Being a bloke means that you’re not allowed to stop walking to do your coat up. You have to keep walking as you do it, or risk being misinterpreted as a man of less than wholesome substance. So whilst moving at full speed, my hands are flailing below my line of vision. To a stranger it must look as if I’m trying to read my waxed cotton jacket in braille. Without looking down like a sensible human being to see what I’m doing, lest I lose a moment of momentum, I struggle to wrap the collar flap around my oak tree neck. Ah, now, here comes the rain.

Now, wouldn’t you think I learned something useful in my 16 years in Ireland, beyond my affected Irish use of ‘now’ and ‘wouldn’t’?

Didn’t I learn how to deal with the rain?
Didn’t I learn to take shelter, because for 360 days of the year, the weather in the West of Ireland comes as sunshine and showers?
Didn’t I learn that these showers were the reason everybody clears the streets to take shelter in shops?

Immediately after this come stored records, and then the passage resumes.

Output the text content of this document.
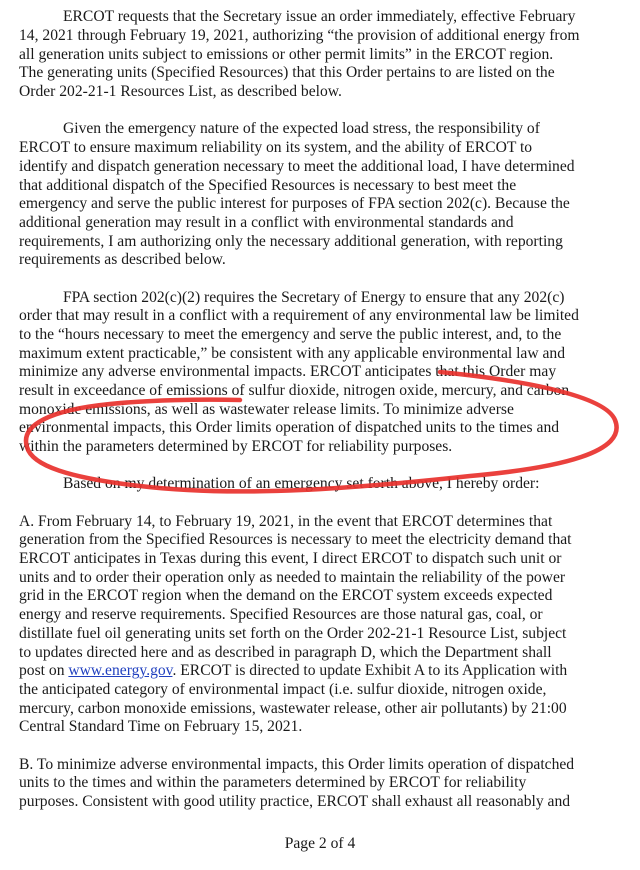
ERCOT requests that the Secretary issue an order immediately, effective February
14, 2021 through February 19, 2021, authorizing “the provision of additional energy from
all generation units subject to emissions or other permit limits” in the ERCOT region.
The generating units (Specified Resources) that this Order pertains to are listed on the
Order 202-21-1 Resources List, as described below.
Given the emergency nature of the expected load stress, the responsibility of
ERCOT to ensure maximum reliability on its system, and the ability of ERCOT to
identify and dispatch generation necessary to meet the additional load, I have determined
that additional dispatch of the Specified Resources is necessary to best meet the
emergency and serve the public interest for purposes of FPA section 202(c). Because the
additional generation may result in a conflict with environmental standards and
requirements, I am authorizing only the necessary additional generation, with reporting
requirements as described below.
FPA section 202(c)(2) requires the Secretary of Energy to ensure that any 202(c)
order that may result in a conflict with a requirement of any environmental law be limited
to the “hours necessary to meet the emergency and serve the public interest, and, to the
maximum extent practicable,” be consistent with any applicable environmental law and
minimize any adverse environmental impacts. ERCOT anticipates that this Order may
result in exceedance of emissions of sulfur dioxide, nitrogen oxide, mercury, and carbon
monoxide emissions, as well as wastewater release limits. To minimize adverse
environmental impacts, this Order limits operation of dispatched units to the times and
within the parameters determined by ERCOT for reliability purposes.
Based on my determination of an emergency set forth above, I hereby order:
A. From February 14, to February 19, 2021, in the event that ERCOT determines that
generation from the Specified Resources is necessary to meet the electricity demand that
ERCOT anticipates in Texas during this event, I direct ERCOT to dispatch such unit or
units and to order their operation only as needed to maintain the reliability of the power
grid in the ERCOT region when the demand on the ERCOT system exceeds expected
energy and reserve requirements. Specified Resources are those natural gas, coal, or
distillate fuel oil generating units set forth on the Order 202-21-1 Resource List, subject
to updates directed here and as described in paragraph D, which the Department shall
post on www.energy.gov. ERCOT is directed to update Exhibit A to its Application with
the anticipated category of environmental impact (i.e. sulfur dioxide, nitrogen oxide,
mercury, carbon monoxide emissions, wastewater release, other air pollutants) by 21:00
Central Standard Time on February 15, 2021.
B. To minimize adverse environmental impacts, this Order limits operation of dispatched
units to the times and within the parameters determined by ERCOT for reliability
purposes. Consistent with good utility practice, ERCOT shall exhaust all reasonably and
Page 2 of 4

A shower of Galway rain lasts just exactly the same time it takes to pour and drink a pint of the black, so the shower was the very reason that, back in days of yore, a barrel of beer arrived in the back of every wee shop.

So when you arrive in a tiny West of Ireland town that has two shops and 47 pubs, you can blame the nature of the shower.

Sheltering under a bush at the side of the road, I’m feeling smug in a ‘I’m not a local, but hey, I’m no tourist either’ kind of way. The rain stops, and I emerge into the steamy sunshine, walk on, waaaalk on, with my head held high, chin shiny and dry.

And then the rain really comes. The universe sensed my hubris, and now I will truly be punished. There is no ambiguity about this sky. It is black, heavy and low. As I round the crest of the hill the rain kicks up two gears, turning into flash-flood sub-tropical downpour.



I know it can’t last at this level long, because we’re temperate in these parts, but shelter is now out of the question. I am going to get drenched to the skin, and, well, that’s okay. The Irish have a word for it. You have to get drownded once in a while.

The Irish get drownded.
The English get drenched.
They both hit my mark.

My hair is sodden, dripping floods into my eyes, and now I cannot see through my glasses, which are steamed and under torrential attack. Crossing by the lights at the top of Taylor’s Hill, I head down Threadneedle Road towards the Prom, deranged, repeating over and over to myself

“Do not miss the footpath out to the left. Do not miss the footpath out to the left.”
Onwards, onwards, until I lift up my glasses and peer out to see I have, of course, missed the bloody footpath.

Turning around and heading back up the hill, I stumble into what I think is the footpath, which turns out instead to be a block of flats, and then the rain goes into overdrive again. Now I’m in the zone. Carefreeeee however wet I’ll beeeee. Lollopping back down towards the Prom, I am slapping flappy-dapping around in my sodden wet jeans with insane abandon, laughing out loud crazy, not giving a damn.

“Okay!” I yell to the skies,”You’ve shown me who is boss, and I accept. I am worthless. Thank you!”

Yet even the joy of that fleeting moment of acceptance is taken from me, for as I turn into my own street, all the clouds disappear, the sun comes out, and I am steaming in my saturated clothes under a hot clear blue sky before I turn the key in my front door.